A group of German researchers may have figured out why a protein that can turn rogue and cause fatal illnesses such as mad cow disease exists in large quantities inside cows, humans and other animals.

The protein — known as the "prion" protein or PrP — appears to help cells communicate with each other when an embryo is developing, said a paper published Monday in the journal PloS Biology by a group of researchers at University of Konstanz in Germany.

"What we see PrP doing in the fish embryo … may be analogous to what it does in the mammalian brain, which is what may go wrong during prion diseases," biologist Edward Malaga-Trillo, who led the study, said in an email to CBCNews.ca.

Diseases such as mad cow disease in cows and Creutzfeldt-Jakob disease in humans have been traced back to rogue, altered versions of the prion protein. But up until now, researchers have been unsure what normal versions of the protein are supposed to do.

Those normal proteins are the "starting ingredient" for prion diseases. When prion proteins fold abnormally, they clump together into groups called plaques that lead to brain damage. The misfolded prions multiply by turning normal prions "bad."

In previous studies, mice engineered so they were unable to produce the normal prion protein seemed mostly normal.

However, in the recent study led by University of Konstanz biologist Edward Malaga-Trillo, zebrafish embryos that could not make the prion protein didn't develop normally and eventually died.

A closer study of mouse, fish and fruit fly cells showed that the prion protein caused certain proteins to accumulate at the interface where two cells touched each other.

"We were then able to prove that PrP serves as a glue element, bringing cells together and keeping them in contact," co-author Dr. Gonzalo Solis said in a statement.

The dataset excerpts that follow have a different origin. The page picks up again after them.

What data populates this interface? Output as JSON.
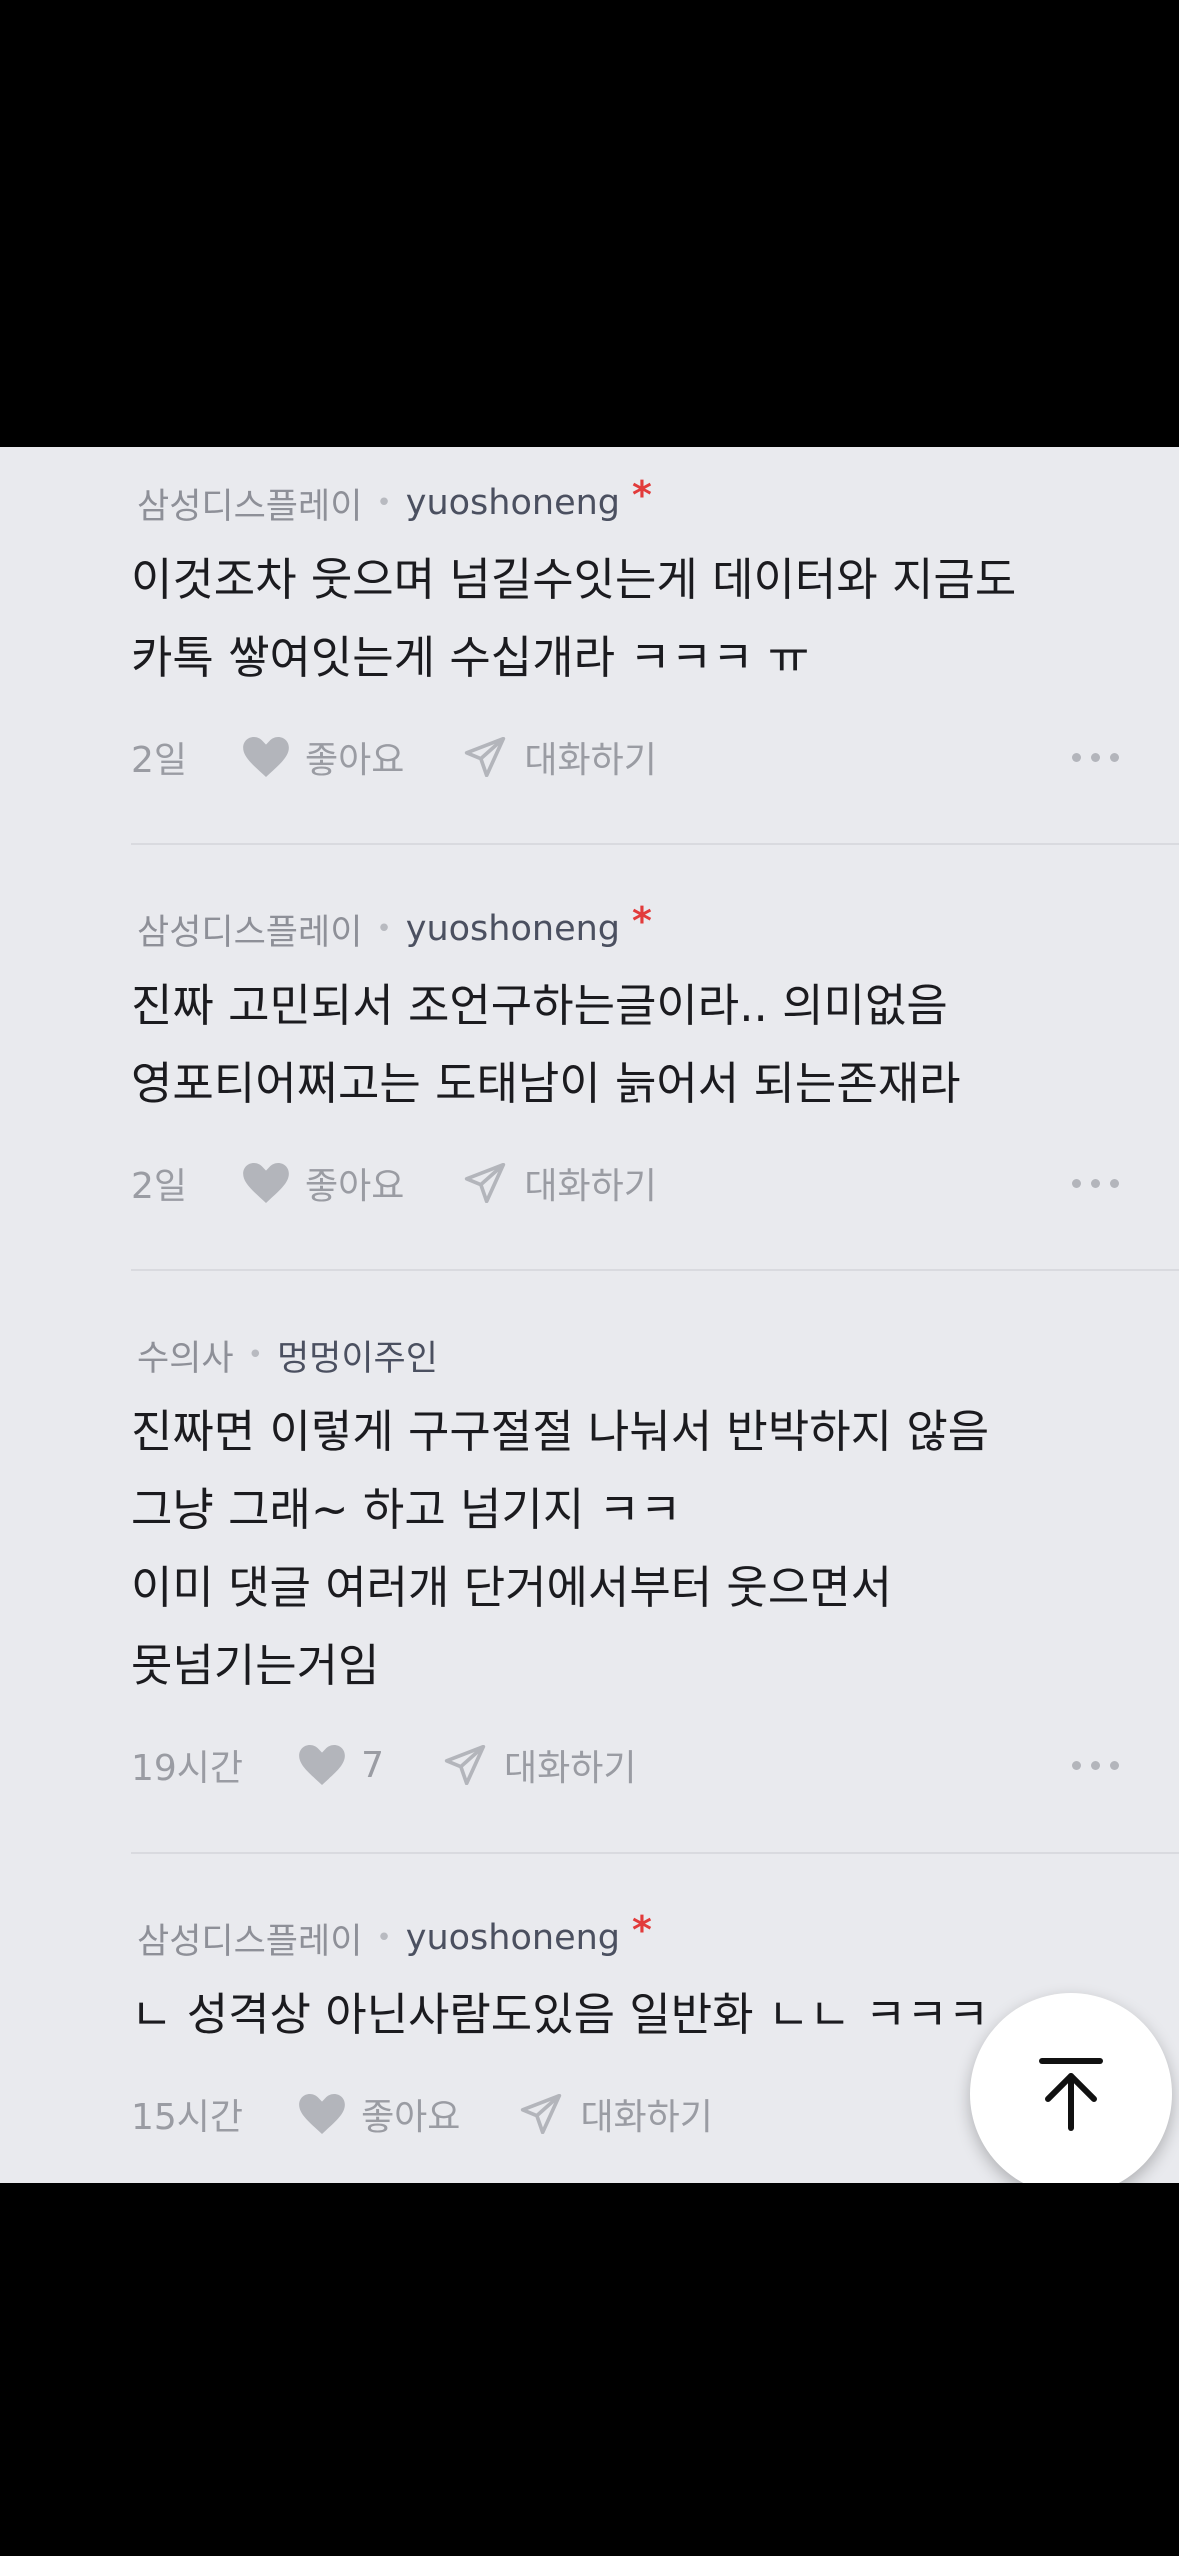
{
  "comments": [
    {
      "company": "삼성디스플레이",
      "nickname": "yuoshoneng",
      "author_mark": "*",
      "lines": [
        "이것조차 웃으며 넘길수잇는게 데이터와 지금도",
        "카톡 쌓여잇는게 수십개라 ㅋㅋㅋ ㅠ"
      ],
      "time": "2일",
      "like_label": "좋아요",
      "reply_label": "대화하기"
    },
    {
      "company": "삼성디스플레이",
      "nickname": "yuoshoneng",
      "author_mark": "*",
      "lines": [
        "진짜 고민되서 조언구하는글이라.. 의미없음",
        "영포티어쩌고는 도태남이 늙어서 되는존재라"
      ],
      "time": "2일",
      "like_label": "좋아요",
      "reply_label": "대화하기"
    },
    {
      "company": "수의사",
      "nickname": "멍멍이주인",
      "author_mark": "",
      "lines": [
        "진짜면 이렇게 구구절절 나눠서 반박하지 않음",
        "그냥 그래~ 하고 넘기지 ㅋㅋ",
        "이미 댓글 여러개 단거에서부터 웃으면서",
        "못넘기는거임"
      ],
      "time": "19시간",
      "like_label": "7",
      "reply_label": "대화하기"
    },
    {
      "company": "삼성디스플레이",
      "nickname": "yuoshoneng",
      "author_mark": "*",
      "lines": [
        "ㄴ 성격상 아닌사람도있음 일반화 ㄴㄴ ㅋㅋㅋ"
      ],
      "time": "15시간",
      "like_label": "좋아요",
      "reply_label": "대화하기"
    }
  ],
  "icons": {
    "like": "heart-icon",
    "reply": "paper-plane-icon",
    "more": "more-dots-icon",
    "fab": "arrow-up-to-top-icon"
  },
  "colors": {
    "background": "#e9eaee",
    "author_mark": "#e23b3b",
    "meta_text": "#9a9ca3",
    "body_text": "#1b1b1f"
  }
}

"When two neighbouring cells make contact, they become able to exchange important signals that affect the function of a tissue in the body."

Specialized cells

Those signals seem to help cells co-ordinate and move to the right places when they reach a stage of development where they must transform from identical stem cells to different kinds of specialized cells, such as brain cells or skin cells.

A puzzling question is why the problems seen in the zebrafish weren't seen in the mice used in earlier studies.

The authors suggest that the mice may have other proteins that compensate for the missing protein. That may be partly due to a known weakness in the "knockout" method used to stop the production of the prion protein in the mice, which was different from the "knockdown" method used to block the production of the prion protein in the zebrafish, Malaga-Trillo said.

There have been some hints in the past as to the role of the prion protein. A study published last May by researchers at Rockefeller University suggested that prions prevent the brain from overreacting to electrical and drug-induced stimulation.